PAS TENDRE AU DEPART AVEC Macron

Estimant que Nicolas Sarkozy était «le plus proche du peuple de droite» et rassuré par «la présence de François Baroin», il s’était engagé en faveur de l’ancien président lors de la primaire de droite. Il l’avait pourtant critiqué par le passé, estimant qu’il était «plus dans l’identitaire que dans l’identité». 

Alors que la campagne de la primaire à droite battait son plein, il s’en était alors pris vivement à Emmanuel Macron. Dans le journal l’Opinion, il dénonçait ainsi encore en janvier 2017 «le bobopopulisme de Monsieur Macron», estimant que le nouveau président est «le pur produit du système : beaux quartiers, belles études, belle fortune, belles relations». «Comme le caméléon, Macron change, se transforme sous nos yeux. De gauche, il l’est évidemment, par son histoire, ses actes, son créateur. Mais, ce qu’il est, surtout, c’est populiste», disait-il alors. 

En 2015, Gérald Darmanin avait déja apporté un soutien, teinté d’ironie, envers un Emmanuel Macron en difficulté alors qu’il était ministre de l’Economie. «J’offre ma circonscription à monsieur Macron. Et d’ailleurs, je créerai son premier comité de soutien. Je pense qu’il faut aider monsieur Macron, c’est vraiment important pour le pays», avait-il déclaré. «C’est manifestement un garçon intelligent qui a compris ce qu’était le problème du pays, c’est-à-dire un Code du travail rigide, une fiscalité trop importante, et il veut libéraliser l’économie. On ne peut être que d’accord avec ça.» Un discours teinté d’une certaine ironie qui contraste aujourd’hui avec la promotion et la confiance accordée par le chef de l’Etat.

Des controverses et affaires judiciaires

Aux manettes en tant que ministre, Gérald Darmanin a porté avec un certain succès la réforme du prélèvement de l’impôt à la source, initiée sous le quinquennat précédent et qui entrée en vigueur au début de l’année 2019.

Lors du mouvement des gilets jaunes, il se plaint des «additions dans les restaurants parisiens tournant autour de 200 euros lorsque vous ne prenez pas de vin», ce qui sera perçu comme un élément de la «déconnexion des élites» vis-à-vis des Français.

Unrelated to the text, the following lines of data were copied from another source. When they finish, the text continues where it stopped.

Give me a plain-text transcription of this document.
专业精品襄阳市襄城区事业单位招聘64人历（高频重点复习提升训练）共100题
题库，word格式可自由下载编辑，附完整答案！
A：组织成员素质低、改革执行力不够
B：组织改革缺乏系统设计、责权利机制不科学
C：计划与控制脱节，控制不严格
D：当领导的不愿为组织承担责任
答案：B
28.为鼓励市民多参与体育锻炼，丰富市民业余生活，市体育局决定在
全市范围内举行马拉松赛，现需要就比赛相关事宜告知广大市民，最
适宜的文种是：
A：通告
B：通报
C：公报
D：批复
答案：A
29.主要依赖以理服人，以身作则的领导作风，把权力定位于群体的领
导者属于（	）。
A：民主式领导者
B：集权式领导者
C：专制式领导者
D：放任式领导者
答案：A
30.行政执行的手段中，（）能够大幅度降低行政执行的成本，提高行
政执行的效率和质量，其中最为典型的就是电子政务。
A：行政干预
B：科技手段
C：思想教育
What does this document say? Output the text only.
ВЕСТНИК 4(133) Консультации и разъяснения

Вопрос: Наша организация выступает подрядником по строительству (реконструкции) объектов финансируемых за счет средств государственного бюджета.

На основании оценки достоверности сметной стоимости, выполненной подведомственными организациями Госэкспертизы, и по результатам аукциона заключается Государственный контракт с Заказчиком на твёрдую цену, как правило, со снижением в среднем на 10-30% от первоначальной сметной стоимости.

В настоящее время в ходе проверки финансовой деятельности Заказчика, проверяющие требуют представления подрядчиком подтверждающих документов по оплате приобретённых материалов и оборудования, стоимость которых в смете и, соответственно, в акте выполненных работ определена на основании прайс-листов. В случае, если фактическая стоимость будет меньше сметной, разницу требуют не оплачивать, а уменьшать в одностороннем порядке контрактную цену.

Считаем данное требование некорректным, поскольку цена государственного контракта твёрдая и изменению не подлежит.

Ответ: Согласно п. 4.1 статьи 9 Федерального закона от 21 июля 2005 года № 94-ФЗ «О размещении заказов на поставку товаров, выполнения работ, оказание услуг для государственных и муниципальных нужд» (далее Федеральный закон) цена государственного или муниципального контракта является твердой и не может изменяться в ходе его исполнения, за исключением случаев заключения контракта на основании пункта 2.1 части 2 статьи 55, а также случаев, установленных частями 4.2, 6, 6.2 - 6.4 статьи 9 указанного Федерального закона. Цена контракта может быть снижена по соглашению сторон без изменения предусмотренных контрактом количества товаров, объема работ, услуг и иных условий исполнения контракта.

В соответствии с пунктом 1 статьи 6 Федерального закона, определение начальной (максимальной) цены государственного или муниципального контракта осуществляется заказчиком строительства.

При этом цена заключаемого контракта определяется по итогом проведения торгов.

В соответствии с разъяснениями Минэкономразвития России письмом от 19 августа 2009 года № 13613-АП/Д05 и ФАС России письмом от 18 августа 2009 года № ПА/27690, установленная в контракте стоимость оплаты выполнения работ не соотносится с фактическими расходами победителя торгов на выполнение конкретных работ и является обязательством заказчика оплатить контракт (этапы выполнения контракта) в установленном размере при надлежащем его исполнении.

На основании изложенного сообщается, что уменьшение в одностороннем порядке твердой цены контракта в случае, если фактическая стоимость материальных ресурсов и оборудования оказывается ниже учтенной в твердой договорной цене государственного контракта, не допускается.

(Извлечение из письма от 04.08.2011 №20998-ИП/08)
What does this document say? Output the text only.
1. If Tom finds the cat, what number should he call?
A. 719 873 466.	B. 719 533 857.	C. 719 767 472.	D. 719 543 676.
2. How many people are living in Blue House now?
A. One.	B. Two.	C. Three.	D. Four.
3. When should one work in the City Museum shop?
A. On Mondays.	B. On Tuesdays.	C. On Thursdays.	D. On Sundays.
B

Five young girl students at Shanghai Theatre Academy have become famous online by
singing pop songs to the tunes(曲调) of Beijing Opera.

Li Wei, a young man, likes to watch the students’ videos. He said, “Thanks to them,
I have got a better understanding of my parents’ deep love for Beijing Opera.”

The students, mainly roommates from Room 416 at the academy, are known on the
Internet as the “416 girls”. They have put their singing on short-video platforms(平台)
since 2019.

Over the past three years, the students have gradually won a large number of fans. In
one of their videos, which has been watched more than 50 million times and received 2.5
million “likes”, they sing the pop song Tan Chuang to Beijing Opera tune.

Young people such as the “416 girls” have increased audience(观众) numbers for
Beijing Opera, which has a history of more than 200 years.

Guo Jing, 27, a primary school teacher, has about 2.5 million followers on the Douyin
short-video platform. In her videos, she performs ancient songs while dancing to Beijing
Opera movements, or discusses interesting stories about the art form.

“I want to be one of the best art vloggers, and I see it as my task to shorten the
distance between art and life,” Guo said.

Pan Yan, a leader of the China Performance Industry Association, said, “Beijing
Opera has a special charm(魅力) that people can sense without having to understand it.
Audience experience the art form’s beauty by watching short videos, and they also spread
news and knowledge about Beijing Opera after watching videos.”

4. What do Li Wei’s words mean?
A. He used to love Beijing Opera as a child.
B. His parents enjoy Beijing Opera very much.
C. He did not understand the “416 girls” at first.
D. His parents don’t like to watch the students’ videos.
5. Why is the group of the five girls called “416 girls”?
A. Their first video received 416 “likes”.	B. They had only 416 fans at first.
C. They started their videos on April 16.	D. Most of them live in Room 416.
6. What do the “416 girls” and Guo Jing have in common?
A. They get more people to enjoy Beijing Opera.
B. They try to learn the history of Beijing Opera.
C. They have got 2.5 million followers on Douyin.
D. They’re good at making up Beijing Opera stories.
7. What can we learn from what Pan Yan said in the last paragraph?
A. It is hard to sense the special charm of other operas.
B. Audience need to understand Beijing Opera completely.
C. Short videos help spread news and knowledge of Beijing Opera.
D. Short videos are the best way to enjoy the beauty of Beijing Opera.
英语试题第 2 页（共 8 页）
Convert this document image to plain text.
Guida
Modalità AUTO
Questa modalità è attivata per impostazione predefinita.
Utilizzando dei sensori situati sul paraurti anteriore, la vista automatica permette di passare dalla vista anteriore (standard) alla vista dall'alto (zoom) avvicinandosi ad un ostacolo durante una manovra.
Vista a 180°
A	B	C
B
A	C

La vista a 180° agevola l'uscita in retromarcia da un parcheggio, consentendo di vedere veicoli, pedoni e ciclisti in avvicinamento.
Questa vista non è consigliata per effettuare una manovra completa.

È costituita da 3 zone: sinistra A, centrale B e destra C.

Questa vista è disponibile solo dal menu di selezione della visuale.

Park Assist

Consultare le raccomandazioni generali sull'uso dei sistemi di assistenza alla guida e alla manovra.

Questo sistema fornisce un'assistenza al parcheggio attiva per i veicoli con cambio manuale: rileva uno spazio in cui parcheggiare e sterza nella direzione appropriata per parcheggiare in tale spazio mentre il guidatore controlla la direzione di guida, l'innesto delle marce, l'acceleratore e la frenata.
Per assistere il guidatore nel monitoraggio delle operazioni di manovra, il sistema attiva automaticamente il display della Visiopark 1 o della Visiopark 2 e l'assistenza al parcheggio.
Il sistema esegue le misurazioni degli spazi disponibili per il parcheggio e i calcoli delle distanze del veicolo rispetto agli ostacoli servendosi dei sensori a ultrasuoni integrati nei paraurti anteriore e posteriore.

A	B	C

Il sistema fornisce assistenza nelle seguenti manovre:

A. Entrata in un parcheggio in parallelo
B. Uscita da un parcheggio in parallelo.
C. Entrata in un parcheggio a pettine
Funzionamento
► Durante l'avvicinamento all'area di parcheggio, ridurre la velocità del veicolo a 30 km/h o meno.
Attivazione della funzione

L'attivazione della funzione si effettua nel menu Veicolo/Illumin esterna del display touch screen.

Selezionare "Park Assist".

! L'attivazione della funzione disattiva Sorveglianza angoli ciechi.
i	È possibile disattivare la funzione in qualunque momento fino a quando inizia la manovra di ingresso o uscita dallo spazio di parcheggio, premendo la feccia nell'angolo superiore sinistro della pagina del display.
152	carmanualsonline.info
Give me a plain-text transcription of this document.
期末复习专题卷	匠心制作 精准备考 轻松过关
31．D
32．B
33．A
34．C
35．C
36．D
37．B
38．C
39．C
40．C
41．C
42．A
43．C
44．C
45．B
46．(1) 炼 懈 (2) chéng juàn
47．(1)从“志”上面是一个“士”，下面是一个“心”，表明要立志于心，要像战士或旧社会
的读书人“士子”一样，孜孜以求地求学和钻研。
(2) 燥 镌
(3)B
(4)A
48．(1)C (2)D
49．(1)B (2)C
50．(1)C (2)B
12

Peu après, il dira que «c’est la peste brune qui a manifesté» dans les rues de Paris.

Au plan personnel, Gérald Darmanin reste enfin visé par des accusations de viol par une ancienne militante de l’UMP âgée aujourd’hui de 46 ans pour des faits présumés remontant à l’année 2009.

Le 11 juin dernier, la cour d’appel de Paris a à ce sujet ordonné la reprise des investigations visant le ministre de l’action et des comptes publics. La chambre de l’instruction de la cour d’appel n’avait pas suivi les réquisitions du parquet général et estimé, selon une source judiciaire, que le juge d’instruction «ne pouvait se fonder uniquement sur les résultats de l’enquête préliminaire» pour refuser le 16 août 2018 de relancer l’enquête dans cette affaire. 

La Cour de cassation avait déjà ordonné, en novembre 2019, à la chambre d’instruction de la cour d’appel de Paris de réexaminer la validité du non-lieu dont Gérald Darmanin avait bénéficié l’année précédente.

Gérald Darmanin a toujours assuré qu’il n’avait «rien à se reprocher». «Il faut savoir rester tranquille comme Baptiste quand on n’a rien à se reprocher, ce qui est mon cas», a-t-il déclaré se disant être «à la disposition de la justice».

«Il y a eu deux classements sans suite (…) il y a eu un non-lieu. Ça fait trois ans, avec ces trois décisions de justice qu’on me calomnie», a-t-il conclu.